Otro gran testimonio de reciedumbre evangélica durante el pasado siglo es el que nos legara el Cardenal Vietnamita François Xavier Nguyen Van Thuan (1928-2002). Primero de ocho hermanos, y sobrino del primer Presidente de Vietnam del Sur, se ordenó sacerdote en 1953, desarrollando una intensa y fecunda labor apostólica en su país natal, especialmente en la formación de sacerdotes, siendo nombrado obispo de la Diócesis de Nha Trang, en la parte cos­tera y Arzobispo Co­adjutor de la Diócesis de Saigón.

Su país natal fue uno de los escenarios más sangrientos de la guerra fría. Después de un atroz enfrentamiento quedó dividido en dos bandos irreconci­liables y apenas trans­currida una semana de ser nombrado Arzo­bispo, Saigón era ocupada por las fuerzas comunistas quienes se opusieron a su desig­nación y le llevan a prisión el 15 de agosto de 1975.

A partir de enton­ces, y durante trece años, vivió todos los vejámenes y rigores de la cautividad. Fue prisionero en la cárcel temible de Phu Khanh y el campo de reeducación de Vinh Phu, en Vietnam del Norte, en Giang Xa y en Hanoi. Aunque formalmente terminó su prisión el 28 de noviembre de 1988 no le fue permitido tomar posesión de su Diócesis por lo que la Santa Sede le desig­-nó para servir como Se­cretario General del Pontificio Consejo para la Justicia y la Paz.

Como testimonio de su gran hondura espiritual y talante apostólico legó a la Iglesia valiosos escritos donde se recogen reflexiones admirables, siendo las más resonante las contenidas en los ejercicios espirituales que, invitado por el Papa Juan Pablo II, predicó a toda la Curia Romana durante la Cuaresma del año 2000.

Conmueve su invi­tación a tener presente la verdad esencial de que sólo Dios perma­nece y nos basta. Su testimonio sobrecoge por su hondura y sencillez: “cuando estaba en la cárcel, a veces viví momentos de desesperación, de rebelión, preguntándome por qué Dios me había abandonado si yo ha­bía consagrado mi vida sólo a su servicio, para construir iglesias, escuelas e instalacio­nes pastorales, dirigir vocaciones, atender a movimientos y expe­riencias espirituales, promover el diálogo con las otras religio­nes, ayudar a recons­truir un país después de la guerra, etc. Me preguntaba por qué Dios se había olvidado de mí y de todas las obras que había emprendido en su nombre. A me­nudo me costaba dor­mirme y me sentía an­gustiado. Una noche oí dentro de mí una voz que me decía” Todas esas cosas son obras de Dios, pero no son Dios”. Tenía que elegir a Dios y no sus obras. Quizá un día, si Dios quería, podría retomarlas, pero tenía que dejarle a Él que eligie­ra, cosa que haría me­jor que yo”.

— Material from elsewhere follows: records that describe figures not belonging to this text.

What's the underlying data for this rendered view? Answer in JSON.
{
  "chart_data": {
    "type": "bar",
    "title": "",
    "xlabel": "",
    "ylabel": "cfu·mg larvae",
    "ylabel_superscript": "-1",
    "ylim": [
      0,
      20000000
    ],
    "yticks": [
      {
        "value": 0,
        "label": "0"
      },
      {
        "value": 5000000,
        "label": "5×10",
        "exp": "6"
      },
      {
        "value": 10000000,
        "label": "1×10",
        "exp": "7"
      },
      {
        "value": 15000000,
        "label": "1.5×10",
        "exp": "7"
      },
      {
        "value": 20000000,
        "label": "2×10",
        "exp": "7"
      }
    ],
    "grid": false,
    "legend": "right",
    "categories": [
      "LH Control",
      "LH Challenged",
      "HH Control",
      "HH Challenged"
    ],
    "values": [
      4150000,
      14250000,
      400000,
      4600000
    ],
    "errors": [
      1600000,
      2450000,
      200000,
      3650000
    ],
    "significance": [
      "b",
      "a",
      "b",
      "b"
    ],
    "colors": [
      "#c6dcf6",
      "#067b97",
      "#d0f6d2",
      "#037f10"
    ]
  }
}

“…Todo es relativo, todo pasa. Por esta razón quise escribir en mi anillo pastoral “To­do pasa”. Sólo Dios permanece y sólo Él basta. No lo olvidemos nunca. Lo esencial sólo se puede perder con el pecado, y si nos esfor­zamos por ser fieles lo guardaremos en el corazón, y eso nos dará la alegría de volver a empezar cada día con nuevas ilusiones y nue­vo entusiasmo”. (cf. “El gozo de la esperanza. Editorial Ciudad Nueva, Madrid, 2004. Págs. 64 y 65).